He doesn’t wait for an answer, fleeing the room and snapping the door shut.
“Is this your aunt’s little compound?” Ambra’s voice says, and horror spikes its way through her. He’s going to find them, he’s going to hurt them, he’s going to—
“Of course not,” Alette replies, and even though there’s fear in her brow, her voice is even. “I would never bring a demon there.”
Ambra doesn’t know if that’s true or not, and Boltiex pauses, giving her a chance to claw back her voice.
“Get me out of here,” she chokes out, her breath rasping over her throat. “I need to go, I need—”
His compulsion rushes back to her.
“You’re in the western Americas, somewhere north,” Boltiex says through her voice, taunting Alette, who’s mouth thins into a determined line. “Your aunt loved Vancouver. I can turn that city upside down to find my demon.”
Ambra’s gut twists at his possessive. They’re not going to let her get away.

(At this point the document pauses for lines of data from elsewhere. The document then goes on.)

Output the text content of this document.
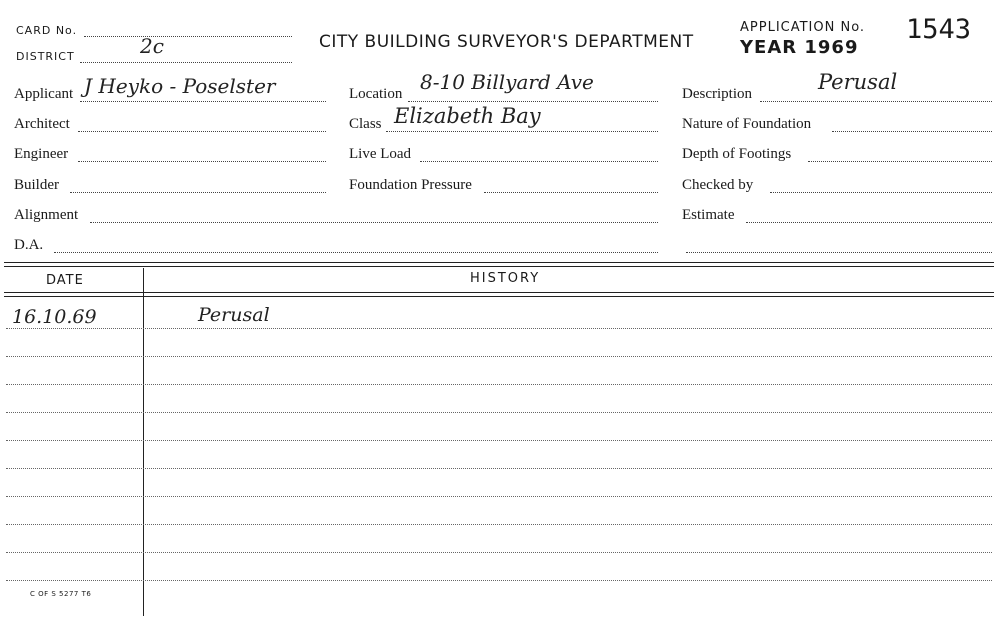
CARD No.
DISTRICT	2c	CITY BUILDING SURVEYOR'S DEPARTMENT
APPLICATION No. 1543
YEAR 1969
Applicant J Heyko - Poselster
Architect
Engineer
Builder
Alignment
D.A.
Location 8-10 Billyard Ave
Class Elizabeth Bay
Live Load
Foundation Pressure
Description	Perusal
Nature of Foundation
Depth of Footings
Checked by
Estimate
DATE	HISTORY
16.10.69	Perusal
C OF S 5277 T6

“Still, necromancy on a living demon, that’s risky.” He makes her observe the strip tying to the bed, and it pulses gold, fascinating him. “You don’t know what you’re getting into.”
“I know an injured girl appeared, asking for my help,” Alette responds. “Zoel takes care of the injured.”
This catches Boltiex off guard. “She ran to the Wights?”
Alette nods. “She freed one so they would help her.”
It’s so laughably incomplete, and Boltiex rockets pain down her spine, jerking her, as if he could tell she’s lying.
“Stop,” Alette breathes. “You’re hurting her.”
He snaps the leash tight around Ambra’s neck, cutting off her words, gagging her. He pulls her towards him, it’s somewhere off to the west, but the necromancy twists her back into place.
Alette stares, her mouth grim, and there are footsteps outside of the door, running.
A cord strikes within Ambra the moment Gurlien comes in reach of the leash, and even Boltiex recoils from it.
“I need to leave,” she blurts out to Alette, in the spare seconds between compulsion, “he’ll come, he’ll kill you all, he’ll—”
The leash jerks again, closing off her throat, another vicious attempt at breaking out of the necromancy.
And simultaneously, she feels Gurlien twist his hand in it, relaxing the grip, and she gasps, air flooding in.
There’s more than just Gurlien and Axel approaching, vivid down the hallway. Next to them, tall and willowy and brilliant against her awareness, is a Necromancer.
And Ambra knows which one, and Boltiex can’t find out.
“Blindfold me,” she pants out to Alette, who recoils. “He can’t see her, he can’t.”
Alette’s lips part, and wild magic swirls around her, sparking up in response to something Ambra’s putting out, but she doesn’t bother to question, tugging off her scarf and knotting it over Ambra’s eyes.
She descends into soft darkness, almost a shocking lack of sense. It’s not pressed against her eyes, pinning them into place, instead just blocking out all ability to see beyond it. Some light still filters through the navy-blue fabric, the dimshadows of someone blocking light and moving, but Ambra’s not able to see it.
“Thank you,” she mumbles, and there’s still the chaotic swirl of the wild magic next to her. “I need to leave, he’s going to track me down here, he’s going to find you.”
She pulls in another breath, and Boltiex worms his compulsion into her again, seeing through her eyes, expanding her senses, and she can feel his wonder at the brightness of the necromancer drawing ever closer.
Fast, he snatches her free hand to the blindfold, before Alette grabs her arm, pinning it to the bed.
He snarls through her voice, a wordless expression of anger, and that had always been his problem, the reason why the College made there be co-controllers. He couldn’t help but react to things, couldn’t help but respond to the immediate frustrations.
So, unable to teleport, unable to see through her eyes, he rockets pain down her spine.